The problem of designing a congestion pricing system, assuming that the road users are distributed according to a static user equilibrium, is commonly formulated as a bi-level program, with the toll locations and toll levels being the decision variables. The upper level objective is to maximize the social surplus, and on the lower level a convex program is solved to obtain the road users response to the toll level solution. This optimization problem is both non-convex and non-smooth and therefore difficult to solve for a global optimum.
For one special case, when all links are tollable and when there are no restrictions on the toll levels, the bi-level program can be formulated as a convex program which can easily be solved, with one optimal solution, among possibly several ones, equal to marginal cost pricing tolls (MSCP). With MSCP tolls, the road users are charged a toll on each congested road segment equal to the marginal increase in total travel cost incurred by one additional road user on the road segment. Any solution which maximizes the social surplus functions is referred to as a first-best toll level solution (as opposed to second-best when there are restrictions on toll locations and/or toll levels) with system optimal link flows and demands. While there may exist several first-best toll level solutions, they all satisfy the principle of MSCP on a route level, if the demand in the traffic network is elastic. This result has previously in the literature been used to devise a set of feasible toll vectors which all result in system optimal flows and demands.

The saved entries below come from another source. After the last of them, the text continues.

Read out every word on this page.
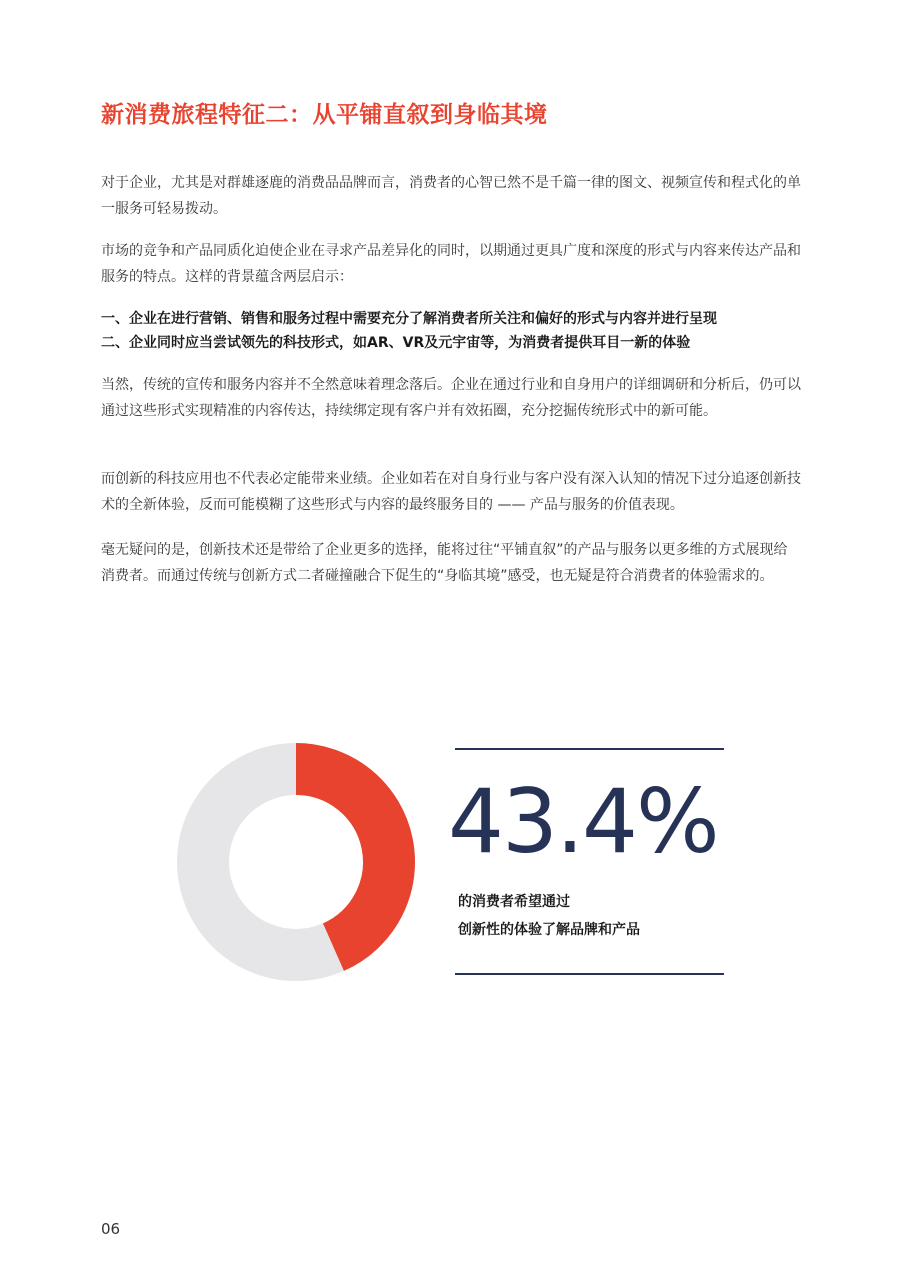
新消费旅程特征二：从平铺直叙到身临其境

对于企业，尤其是对群雄逐鹿的消费品品牌而言，消费者的心智已然不是千篇一律的图文、视频宣传和程式化的单一服务可轻易拨动。

市场的竞争和产品同质化迫使企业在寻求产品差异化的同时，以期通过更具广度和深度的形式与内容来传达产品和服务的特点。这样的背景蕴含两层启示：

一、企业在进行营销、销售和服务过程中需要充分了解消费者所关注和偏好的形式与内容并进行呈现

二、企业同时应当尝试领先的科技形式，如AR、VR及元宇宙等，为消费者提供耳目一新的体验

当然，传统的宣传和服务内容并不全然意味着理念落后。企业在通过行业和自身用户的详细调研和分析后，仍可以通过这些形式实现精准的内容传达，持续绑定现有客户并有效拓圈，充分挖掘传统形式中的新可能。

而创新的科技应用也不代表必定能带来业绩。企业如若在对自身行业与客户没有深入认知的情况下过分追逐创新技术的全新体验，反而可能模糊了这些形式与内容的最终服务目的 —— 产品与服务的价值表现。

毫无疑问的是，创新技术还是带给了企业更多的选择，能将过往“平铺直叙”的产品与服务以更多维的方式展现给消费者。而通过传统与创新方式二者碰撞融合下促生的“身临其境”感受，也无疑是符合消费者的体验需求的。

43.4%

的消费者希望通过

创新性的体验了解品牌和产品

06
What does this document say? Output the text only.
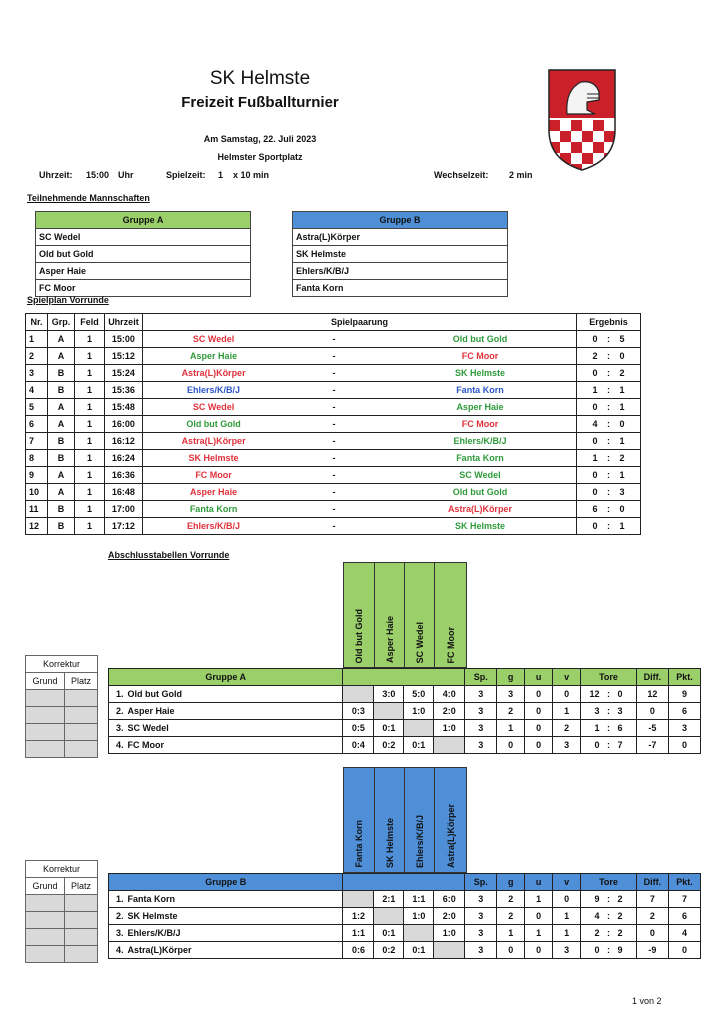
SK Helmste
Freizeit Fußballturnier
Am Samstag, 22. Juli 2023
Helmster Sportplatz
Uhrzeit: 15:00 Uhr	Spielzeit: 1 x 10 min	Wechselzeit: 2 min
Teilnehmende Mannschaften
Gruppe A
SC Wedel
Old but Gold
Asper Haie
FC Moor
Gruppe B
Astra(L)Körper
SK Helmste
Ehlers/K/B/J
Fanta Korn
Spielplan Vorrunde
Nr.	Grp.	Feld	Uhrzeit	Spielpaarung			Ergebnis		
1	A	1	15:00	SC Wedel	-	Old but Gold	0	:	5
2	A	1	15:12	Asper Haie	-	FC Moor	2	:	0
3	B	1	15:24	Astra(L)Körper	-	SK Helmste	0	:	2
4	B	1	15:36	Ehlers/K/B/J	-	Fanta Korn	1	:	1
5	A	1	15:48	SC Wedel	-	Asper Haie	0	:	1
6	A	1	16:00	Old but Gold	-	FC Moor	4	:	0
7	B	1	16:12	Astra(L)Körper	-	Ehlers/K/B/J	0	:	1
8	B	1	16:24	SK Helmste	-	Fanta Korn	1	:	2
9	A	1	16:36	FC Moor	-	SC Wedel	0	:	1
10	A	1	16:48	Asper Haie	-	Old but Gold	0	:	3
11	B	1	17:00	Fanta Korn	-	Astra(L)Körper	6	:	0
12	B	1	17:12	Ehlers/K/B/J	-	SK Helmste	0	:	1
Abschlusstabellen Vorrunde
Old but Gold Asper Haie SC Wedel FC Moor
Korrektur	
Grund	Platz

		Gruppe A						Sp.	g	u	v	Tore			Diff.	Pkt.
1.	Old but Gold		3:0	5:0	4:0	3	3	0	0	12	:	0	12	9
2.	Asper Haie	0:3		1:0	2:0	3	2	0	1	3	:	3	0	6
3.	SC Wedel	0:5	0:1		1:0	3	1	0	2	1	:	6	-5	3
4.	FC Moor	0:4	0:2	0:1		3	0	0	3	0	:	7	-7	0
Fanta Korn SK Helmste Ehlers/K/B/J Astra(L)Körper
Korrektur	
Grund	Platz

		Gruppe B						Sp.	g	u	v	Tore			Diff.	Pkt.
1.	Fanta Korn		2:1	1:1	6:0	3	2	1	0	9	:	2	7	7
2.	SK Helmste	1:2		1:0	2:0	3	2	0	1	4	:	2	2	6
3.	Ehlers/K/B/J	1:1	0:1		1:0	3	1	1	1	2	:	2	0	4
4.	Astra(L)Körper	0:6	0:2	0:1		3	0	0	3	0	:	9	-9	0
1 von 2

In this paper the set of feasible first-best toll vectors is relaxed to allow second-best solutions. The relaxation is performed on a route level, and the deviation from first-best route tolls is penalized. The objective then becomes to minimize the penalty, weighted by some factor to reflect each routes importance. The optimization problem either takes the form of a linear program (LP), if the toll locations are fixed, or a mixed integer linear program (MILP), if the toll locations are variable. For solutions with optimal objective function value close to zero, the toll level solution will be close to the global maximizer of the social surplus function. As the number of tollable links is reduced, the true equilibrium demands and link flows may differ from the system optimal ones. Thus, the performance of the approach can be assumed to be dependent of the number of tollable links. Numerical results show that the approach can give valuable information on close to optimal toll locations and toll levels, even when a small subset of the links are tollable.